# Are the predicates “is finite/is countable” the only predicates failing induction over a finite set $A$ if we remove the premise that $A$ is finite

inductioninfinitylogicset-theory

I have the following theorem stating induction over finite sets from Suppes' Axiomatic Set Theory page 102:

Suppose that:

1. $$A$$ is finite,
2. $$\varphi(\varnothing)$$
3. $$\forall x \forall B (x \in A \land B \subseteq A \land \varphi(B) \implies \varphi(B\cup \{x\}))$$

Then $$\varphi(A)$$.

I noticed that most predicates I can think of do not require the premise (1) that $$A$$ be finite, and sometimes don't even require (2) to be true, only requiring (3). For example, if $$\varphi$$ means "is a set of even numbers", "is a set of coordinate pairs forming a line", "is trichotomous by $$\leq$$", "is bounded", "is dense", etc., but "is finite" or "is countable" do not work if we remove the first premise and let $$A = \mathbb{N}$$. Are they the only predicates that don't work? Or are there others that do not contain them? Is there a more general principle at play here?
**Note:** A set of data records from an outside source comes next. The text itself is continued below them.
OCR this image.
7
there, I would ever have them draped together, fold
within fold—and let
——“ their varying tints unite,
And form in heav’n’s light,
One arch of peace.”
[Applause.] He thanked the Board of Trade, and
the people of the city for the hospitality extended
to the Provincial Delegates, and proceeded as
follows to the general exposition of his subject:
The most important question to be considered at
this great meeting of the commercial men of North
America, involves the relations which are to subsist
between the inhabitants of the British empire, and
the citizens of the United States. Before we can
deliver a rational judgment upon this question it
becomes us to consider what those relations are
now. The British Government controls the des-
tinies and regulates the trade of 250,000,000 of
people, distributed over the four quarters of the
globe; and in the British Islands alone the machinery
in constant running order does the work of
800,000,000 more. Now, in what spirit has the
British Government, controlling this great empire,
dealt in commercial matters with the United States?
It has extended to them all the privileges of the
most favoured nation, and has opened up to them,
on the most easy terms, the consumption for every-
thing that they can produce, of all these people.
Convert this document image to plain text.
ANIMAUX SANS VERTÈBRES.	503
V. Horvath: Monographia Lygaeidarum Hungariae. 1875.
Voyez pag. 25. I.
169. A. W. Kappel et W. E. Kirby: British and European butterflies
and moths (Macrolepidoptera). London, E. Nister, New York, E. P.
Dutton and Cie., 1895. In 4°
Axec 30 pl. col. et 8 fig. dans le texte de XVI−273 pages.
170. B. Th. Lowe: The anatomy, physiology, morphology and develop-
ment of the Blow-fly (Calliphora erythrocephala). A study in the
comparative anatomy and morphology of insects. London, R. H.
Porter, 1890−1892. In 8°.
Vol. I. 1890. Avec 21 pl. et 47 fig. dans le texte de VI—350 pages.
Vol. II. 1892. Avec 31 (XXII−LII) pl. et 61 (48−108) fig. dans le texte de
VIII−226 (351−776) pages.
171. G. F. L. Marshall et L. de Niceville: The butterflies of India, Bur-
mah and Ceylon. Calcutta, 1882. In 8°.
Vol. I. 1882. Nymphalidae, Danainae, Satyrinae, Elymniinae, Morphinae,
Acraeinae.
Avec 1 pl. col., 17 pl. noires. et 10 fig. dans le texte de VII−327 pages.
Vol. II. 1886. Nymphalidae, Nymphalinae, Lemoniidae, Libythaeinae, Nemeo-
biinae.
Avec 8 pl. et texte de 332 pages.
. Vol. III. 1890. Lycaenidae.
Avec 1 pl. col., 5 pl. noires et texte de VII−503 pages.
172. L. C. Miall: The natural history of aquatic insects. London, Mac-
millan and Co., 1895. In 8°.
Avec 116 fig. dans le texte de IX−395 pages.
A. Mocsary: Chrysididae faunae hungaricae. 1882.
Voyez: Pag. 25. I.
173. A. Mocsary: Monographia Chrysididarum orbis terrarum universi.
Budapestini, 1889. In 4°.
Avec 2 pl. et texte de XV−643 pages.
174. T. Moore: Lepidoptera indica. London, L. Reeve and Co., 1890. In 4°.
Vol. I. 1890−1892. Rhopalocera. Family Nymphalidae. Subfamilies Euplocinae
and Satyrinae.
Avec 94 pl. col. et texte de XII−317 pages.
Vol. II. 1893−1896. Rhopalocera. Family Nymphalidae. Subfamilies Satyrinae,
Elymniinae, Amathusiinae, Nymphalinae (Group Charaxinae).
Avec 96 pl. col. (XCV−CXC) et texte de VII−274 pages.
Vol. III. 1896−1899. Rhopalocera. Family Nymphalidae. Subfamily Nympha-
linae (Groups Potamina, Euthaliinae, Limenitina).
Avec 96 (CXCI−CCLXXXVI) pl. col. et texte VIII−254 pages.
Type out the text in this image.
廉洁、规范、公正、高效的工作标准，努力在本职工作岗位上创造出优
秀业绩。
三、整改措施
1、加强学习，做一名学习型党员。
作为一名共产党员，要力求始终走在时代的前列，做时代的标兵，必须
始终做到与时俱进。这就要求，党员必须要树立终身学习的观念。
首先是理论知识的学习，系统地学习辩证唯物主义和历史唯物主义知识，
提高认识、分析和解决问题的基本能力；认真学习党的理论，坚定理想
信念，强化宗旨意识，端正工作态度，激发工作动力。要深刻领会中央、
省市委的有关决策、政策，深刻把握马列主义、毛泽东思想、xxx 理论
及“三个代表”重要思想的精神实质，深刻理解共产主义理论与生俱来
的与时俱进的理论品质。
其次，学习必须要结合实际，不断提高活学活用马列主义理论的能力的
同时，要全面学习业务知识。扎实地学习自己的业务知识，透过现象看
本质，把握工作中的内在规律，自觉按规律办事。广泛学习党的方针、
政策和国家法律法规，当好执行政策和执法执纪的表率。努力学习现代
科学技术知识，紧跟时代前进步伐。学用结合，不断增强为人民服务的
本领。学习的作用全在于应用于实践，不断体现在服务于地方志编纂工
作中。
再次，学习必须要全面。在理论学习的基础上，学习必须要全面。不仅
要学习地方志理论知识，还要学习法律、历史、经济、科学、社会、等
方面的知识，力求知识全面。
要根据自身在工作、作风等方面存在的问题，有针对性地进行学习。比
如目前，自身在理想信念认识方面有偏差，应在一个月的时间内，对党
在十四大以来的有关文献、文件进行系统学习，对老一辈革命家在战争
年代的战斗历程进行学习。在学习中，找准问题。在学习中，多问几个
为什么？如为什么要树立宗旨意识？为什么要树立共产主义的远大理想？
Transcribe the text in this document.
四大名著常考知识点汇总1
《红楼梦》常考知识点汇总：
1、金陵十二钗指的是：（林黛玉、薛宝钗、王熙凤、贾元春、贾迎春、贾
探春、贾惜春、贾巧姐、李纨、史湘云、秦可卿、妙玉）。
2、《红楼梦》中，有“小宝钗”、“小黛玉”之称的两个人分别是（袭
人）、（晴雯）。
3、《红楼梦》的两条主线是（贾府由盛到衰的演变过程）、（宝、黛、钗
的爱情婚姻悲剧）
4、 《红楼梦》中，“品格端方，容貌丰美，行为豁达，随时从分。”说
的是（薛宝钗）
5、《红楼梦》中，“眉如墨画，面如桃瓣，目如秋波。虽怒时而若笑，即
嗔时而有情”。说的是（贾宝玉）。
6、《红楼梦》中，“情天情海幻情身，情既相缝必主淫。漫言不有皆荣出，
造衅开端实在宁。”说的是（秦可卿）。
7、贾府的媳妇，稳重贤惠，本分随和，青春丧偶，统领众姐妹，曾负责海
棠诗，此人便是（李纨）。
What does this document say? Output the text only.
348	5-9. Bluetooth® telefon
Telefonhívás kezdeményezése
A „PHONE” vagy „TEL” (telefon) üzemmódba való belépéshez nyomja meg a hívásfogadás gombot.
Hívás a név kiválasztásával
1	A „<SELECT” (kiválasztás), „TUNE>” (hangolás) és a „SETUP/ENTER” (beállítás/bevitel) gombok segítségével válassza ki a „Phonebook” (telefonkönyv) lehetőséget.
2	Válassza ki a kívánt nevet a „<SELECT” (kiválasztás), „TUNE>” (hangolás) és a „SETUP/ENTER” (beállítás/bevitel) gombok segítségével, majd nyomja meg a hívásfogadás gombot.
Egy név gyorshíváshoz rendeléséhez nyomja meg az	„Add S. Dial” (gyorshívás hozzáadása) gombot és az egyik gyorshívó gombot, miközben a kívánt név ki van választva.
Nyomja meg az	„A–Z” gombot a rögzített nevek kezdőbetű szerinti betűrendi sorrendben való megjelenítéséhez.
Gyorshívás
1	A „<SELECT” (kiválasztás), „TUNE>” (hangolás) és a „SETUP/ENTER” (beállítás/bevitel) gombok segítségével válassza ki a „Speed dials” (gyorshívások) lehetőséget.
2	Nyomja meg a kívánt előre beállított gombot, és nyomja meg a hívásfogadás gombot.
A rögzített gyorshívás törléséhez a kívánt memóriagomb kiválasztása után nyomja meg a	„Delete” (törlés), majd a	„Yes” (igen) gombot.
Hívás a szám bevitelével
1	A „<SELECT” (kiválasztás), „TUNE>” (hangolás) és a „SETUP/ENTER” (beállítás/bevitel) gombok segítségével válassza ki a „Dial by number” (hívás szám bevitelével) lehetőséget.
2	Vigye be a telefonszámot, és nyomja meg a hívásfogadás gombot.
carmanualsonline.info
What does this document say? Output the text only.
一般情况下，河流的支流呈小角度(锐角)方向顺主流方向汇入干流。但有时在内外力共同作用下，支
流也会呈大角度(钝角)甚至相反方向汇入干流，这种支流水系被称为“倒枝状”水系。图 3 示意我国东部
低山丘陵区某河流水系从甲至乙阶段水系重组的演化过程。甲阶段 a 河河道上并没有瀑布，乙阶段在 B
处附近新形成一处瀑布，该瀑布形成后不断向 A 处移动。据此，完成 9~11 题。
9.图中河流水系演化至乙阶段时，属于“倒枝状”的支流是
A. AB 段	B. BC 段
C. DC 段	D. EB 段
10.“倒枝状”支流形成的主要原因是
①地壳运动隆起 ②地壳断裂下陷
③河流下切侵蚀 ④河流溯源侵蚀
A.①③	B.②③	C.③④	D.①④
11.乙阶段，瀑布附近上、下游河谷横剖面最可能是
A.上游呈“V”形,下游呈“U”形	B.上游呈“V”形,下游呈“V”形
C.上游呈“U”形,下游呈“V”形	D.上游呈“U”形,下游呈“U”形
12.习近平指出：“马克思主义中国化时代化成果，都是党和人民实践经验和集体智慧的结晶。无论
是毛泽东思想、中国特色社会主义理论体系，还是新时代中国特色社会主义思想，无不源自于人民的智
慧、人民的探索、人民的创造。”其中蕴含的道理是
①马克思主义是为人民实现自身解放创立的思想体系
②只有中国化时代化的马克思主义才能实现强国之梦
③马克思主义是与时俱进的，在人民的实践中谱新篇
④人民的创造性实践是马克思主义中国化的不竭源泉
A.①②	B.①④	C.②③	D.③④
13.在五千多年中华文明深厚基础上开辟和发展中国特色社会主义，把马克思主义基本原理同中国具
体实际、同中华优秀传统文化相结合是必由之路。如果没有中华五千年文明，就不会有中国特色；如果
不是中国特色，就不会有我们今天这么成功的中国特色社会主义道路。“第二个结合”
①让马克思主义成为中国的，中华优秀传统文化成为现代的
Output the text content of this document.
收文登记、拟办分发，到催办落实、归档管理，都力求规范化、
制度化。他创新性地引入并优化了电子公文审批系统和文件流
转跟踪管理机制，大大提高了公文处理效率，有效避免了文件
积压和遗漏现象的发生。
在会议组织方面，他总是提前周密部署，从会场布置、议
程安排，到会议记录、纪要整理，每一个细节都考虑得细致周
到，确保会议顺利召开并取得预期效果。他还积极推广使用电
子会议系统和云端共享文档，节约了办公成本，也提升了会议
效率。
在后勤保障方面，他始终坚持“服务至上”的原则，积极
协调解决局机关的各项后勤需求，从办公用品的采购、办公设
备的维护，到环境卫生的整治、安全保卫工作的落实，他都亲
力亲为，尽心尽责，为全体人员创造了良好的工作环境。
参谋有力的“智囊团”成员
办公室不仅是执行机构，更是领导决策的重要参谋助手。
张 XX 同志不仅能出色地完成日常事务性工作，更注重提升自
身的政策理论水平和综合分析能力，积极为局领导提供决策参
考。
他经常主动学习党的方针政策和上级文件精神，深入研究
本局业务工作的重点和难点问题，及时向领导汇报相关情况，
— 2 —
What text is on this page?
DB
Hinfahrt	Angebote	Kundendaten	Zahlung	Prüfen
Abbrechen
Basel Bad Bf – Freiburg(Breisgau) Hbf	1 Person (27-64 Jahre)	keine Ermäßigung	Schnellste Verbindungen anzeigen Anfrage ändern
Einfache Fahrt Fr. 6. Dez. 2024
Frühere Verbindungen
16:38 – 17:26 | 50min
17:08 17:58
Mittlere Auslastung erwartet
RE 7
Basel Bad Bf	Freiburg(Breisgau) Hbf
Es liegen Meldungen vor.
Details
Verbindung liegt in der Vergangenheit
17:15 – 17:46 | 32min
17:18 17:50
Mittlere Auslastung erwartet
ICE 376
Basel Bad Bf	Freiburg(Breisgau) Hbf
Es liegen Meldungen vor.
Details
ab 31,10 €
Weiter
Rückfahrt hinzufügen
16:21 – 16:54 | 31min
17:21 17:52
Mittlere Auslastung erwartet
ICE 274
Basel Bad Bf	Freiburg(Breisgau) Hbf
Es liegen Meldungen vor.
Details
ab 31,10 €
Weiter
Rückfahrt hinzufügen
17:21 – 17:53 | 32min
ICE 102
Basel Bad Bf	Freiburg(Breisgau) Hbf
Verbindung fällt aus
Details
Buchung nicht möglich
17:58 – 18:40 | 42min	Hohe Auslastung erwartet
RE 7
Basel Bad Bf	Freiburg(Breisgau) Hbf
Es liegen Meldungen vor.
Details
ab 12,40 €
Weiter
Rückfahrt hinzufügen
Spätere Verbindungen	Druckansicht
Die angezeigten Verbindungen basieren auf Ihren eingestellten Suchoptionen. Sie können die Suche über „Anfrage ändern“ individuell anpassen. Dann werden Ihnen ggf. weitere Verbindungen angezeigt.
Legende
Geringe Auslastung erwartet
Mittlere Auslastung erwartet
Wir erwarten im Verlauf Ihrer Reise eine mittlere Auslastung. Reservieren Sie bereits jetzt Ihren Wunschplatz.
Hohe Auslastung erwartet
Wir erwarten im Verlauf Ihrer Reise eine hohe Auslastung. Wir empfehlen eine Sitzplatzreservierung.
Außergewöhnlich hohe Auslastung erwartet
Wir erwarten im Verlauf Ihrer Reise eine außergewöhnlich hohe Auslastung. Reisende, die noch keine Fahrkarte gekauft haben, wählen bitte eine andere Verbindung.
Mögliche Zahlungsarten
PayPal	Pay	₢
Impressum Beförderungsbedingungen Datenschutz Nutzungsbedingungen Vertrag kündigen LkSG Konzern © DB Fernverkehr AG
(edit: thanks to user Alex Kruckman for the "is countable" example)

Are they the only predicates that don't work?

Far from it. There are a great many different predicates that fail this principle. Alex Kruckman's comments already give you enough information to construct an entire family of such predicates, each different from the others. But there are many more ways of obtaining such families: some of them work even if you restrict your attention to predicates defined on sets of natural numbers (where cardinality considerations won't help you construct such a family since every set is going to be finite or countable). I'll give you such a construction below.

We start by choosing a non-principal ultrafilter $$\mathcal{F}$$ on $$\mathbb{N}$$, and define $$\varphi(X)$$ as $$X \notin \mathcal{F}$$. Notice that either the set of odd numbers belongs to $$\mathcal{F}$$, or the set of even numbers belongs to $$\mathcal{F}$$. In the former case, set $$A=2\mathbb{N} + 1$$, in the latter case set $$A=2\mathbb{N}$$.

Now, we have $$\varphi(\emptyset)$$ since the empty set does not belong to any ultrafilter. Now assume that $$x \in A$$, $$B \subseteq A$$ and $$\varphi(B)$$ all hold. Since $$B \subseteq A \subseteq \mathbb{N}$$, and the filter $$\mathcal{F}$$ does not contain $$B$$, it must contain $$B^c = \mathbb{N}\setminus B$$ instead. We want to prove $$\varphi(B \cup \{x\})$$, so assume for a contradiction that $$\mathcal{F}$$ contains $$B \cup \{x\}$$ as well. Since ultrafilters are closed under intersection, we then have that the intersection

$$(B \cup \{x\}) \cap B^c = (B \cap B^c) \cup (\{x\} \cap B^c) = \{x\} \cap B^c$$

belongs to $$\mathcal{F}$$. But $$\{x\} \cap B^c$$ is a subset of $$\{x\}$$, so it is finite. However, since $$\mathcal{F}$$ is non-principal, it cannot contain any finite set, a contradiction. We conclude that $$\varphi(B \cup \{x\})$$ holds whenever $$x \in A$$, $$B \subseteq A$$ and $$\varphi(B)$$ all hold.

If $$\varphi$$ "worked", then we could use this to get that $$\varphi(A)$$ holds. But $$\varphi(A)$$ does not hold, since we chose $$A$$ specifically to satisfy $$A \in \mathcal{F}$$. We're done.

Now, if we start with different ultrafilters, we end up with different predicates. The number of non-principal ultrafilters on $$\mathbb{N}$$ is $$2^{2^{\aleph_0}}$$, and there are $$2^{2^{\aleph_0}}$$ predicates on the subsets of $$\mathbb{N}$$ altogether, so we get that predicates which "do not work" are no less common than ones that "do work".